I am trying to understand how to perform model comparison between different count models. In this example the author performs a zero-inflated poisson model testing the effect of number of people in a group (variable
group), number of children in a group (variable
child), and whether or not the group had a camper (variable 'camper`)
library(pscl) library(dplyr) zinb <- read.csv("https://stats.idre.ucla.edu/stat/data/fish.csv") %>% transform(camper = factor(camper))
They perform the analysis using the following syntax
summary(m1 <- zeroinfl(count ~ child + camper | persons, data = zinb))
And get the output
# Call: # zeroinfl(formula = count ~ child + camper | persons, data = zinb) # Pearson residuals: # Min 1Q Median 3Q Max # -1.2369 -0.7540 -0.6080 -0.1921 24.0847 # Count model coefficients (poisson with log link): # Estimate Std. Error z value Pr(>|z|) # (Intercept) 1.59789 0.08554 18.680 <2e-16 *** # child -1.04284 0.09999 -10.430 <2e-16 *** # camper1 0.83402 0.09363 8.908 <2e-16 *** # Zero-inflation model coefficients (binomial with logit link): # Estimate Std.
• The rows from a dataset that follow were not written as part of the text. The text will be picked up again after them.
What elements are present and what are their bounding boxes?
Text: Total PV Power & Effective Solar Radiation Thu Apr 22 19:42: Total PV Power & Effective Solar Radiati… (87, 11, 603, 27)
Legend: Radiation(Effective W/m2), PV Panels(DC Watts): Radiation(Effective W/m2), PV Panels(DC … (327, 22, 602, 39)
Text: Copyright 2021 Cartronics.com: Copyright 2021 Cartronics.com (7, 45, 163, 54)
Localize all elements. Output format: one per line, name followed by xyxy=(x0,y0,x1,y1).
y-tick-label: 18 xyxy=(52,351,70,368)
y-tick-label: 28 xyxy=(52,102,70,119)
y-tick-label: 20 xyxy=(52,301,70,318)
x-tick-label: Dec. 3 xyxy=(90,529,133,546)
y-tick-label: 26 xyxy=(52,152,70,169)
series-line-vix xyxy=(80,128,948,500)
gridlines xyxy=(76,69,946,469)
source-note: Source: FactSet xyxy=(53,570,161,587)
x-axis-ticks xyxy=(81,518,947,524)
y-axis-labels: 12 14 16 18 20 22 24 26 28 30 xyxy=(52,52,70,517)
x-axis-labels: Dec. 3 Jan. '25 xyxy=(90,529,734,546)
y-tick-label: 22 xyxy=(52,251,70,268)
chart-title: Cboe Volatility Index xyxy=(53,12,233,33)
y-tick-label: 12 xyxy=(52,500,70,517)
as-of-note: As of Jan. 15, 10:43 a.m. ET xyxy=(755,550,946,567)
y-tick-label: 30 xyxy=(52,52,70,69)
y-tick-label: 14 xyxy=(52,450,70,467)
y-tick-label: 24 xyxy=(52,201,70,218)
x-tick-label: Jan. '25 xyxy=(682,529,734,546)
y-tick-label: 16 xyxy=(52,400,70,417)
Error z value Pr(>|z|) # (Intercept) 1.2974 0.3739 3.470 0.000520 *** # persons -0.5643 0.1630 -3.463 0.000534 *** # --- # Signif. codes: 0 '***' 0.001 '**' 0.01 '*' 0.05 '.' 0.1 ' ' 1 # Number of iterations in BFGS optimization: 12 # Log-likelihood: -1032 on 5 Df
What does the
| persons section of the model specification do?
It obviously consigns the
persons variable to the zero inflation portion of the output, presumably because they believe that variable contains (or is hiding) some of the information that contributes to the excess zeroes, namely that the reason why some people do not catch fish is because those people do not even try to fish.
The author then goes on to perform a standard poisson regression
summary(p1 <- glm(count ~ child + camper, family = poisson, data = zinb)) # Call: # glm(formula = count ~ child + camper, family = poisson, data = zinb) # # Deviance Residuals: # Min 1Q Median 3Q Max # -3.7736 -2.2293 -1.2024 -0.3498 24.9492 # # Coefficients: # Estimate Std. Error z value Pr(>|z|) # (Intercept) 0.91026 0.08119 11.21 <2e-16 *** # child -1.23476 0.08029 -15.38 <2e-16 *** # camper1 1.05267 0.08871 11.87 <2e-16 *** # --- # Signif. codes: 0 ‘***’ 0.001 ‘**’ 0.01 ‘*’ 0.05 ‘.’ 0.1 ‘ ’ 1 # # (Dispersion parameter for poisson family taken to be 1) # # Null deviance: 2958.4 on 249 degrees of freedom # Residual deviance: 2380.1 on 247 degrees of freedom # AIC: 2723.2 # # Number of Fisher Scoring iterations: 6
Note the omission of the
|persons term in this model. There is no explanation of why the
persons variable was ommitted. This is especially confusing as they then go on to compare the standard poisson to the zero-inflated poisson using Vuong's non-nested test
How can we compare the two models when the standard poisson omits the
|persons from the model specification?
Should all zero-inflated models split the model this way, by identifying a variable that might contain/conceal/approximate the reason for the excess zeroes?
In the above example the variable that might identify the reason for the excess zeros (how many people in the group actually tried to catch a fish) is not available. But if you do have that variable available should you include it in the model?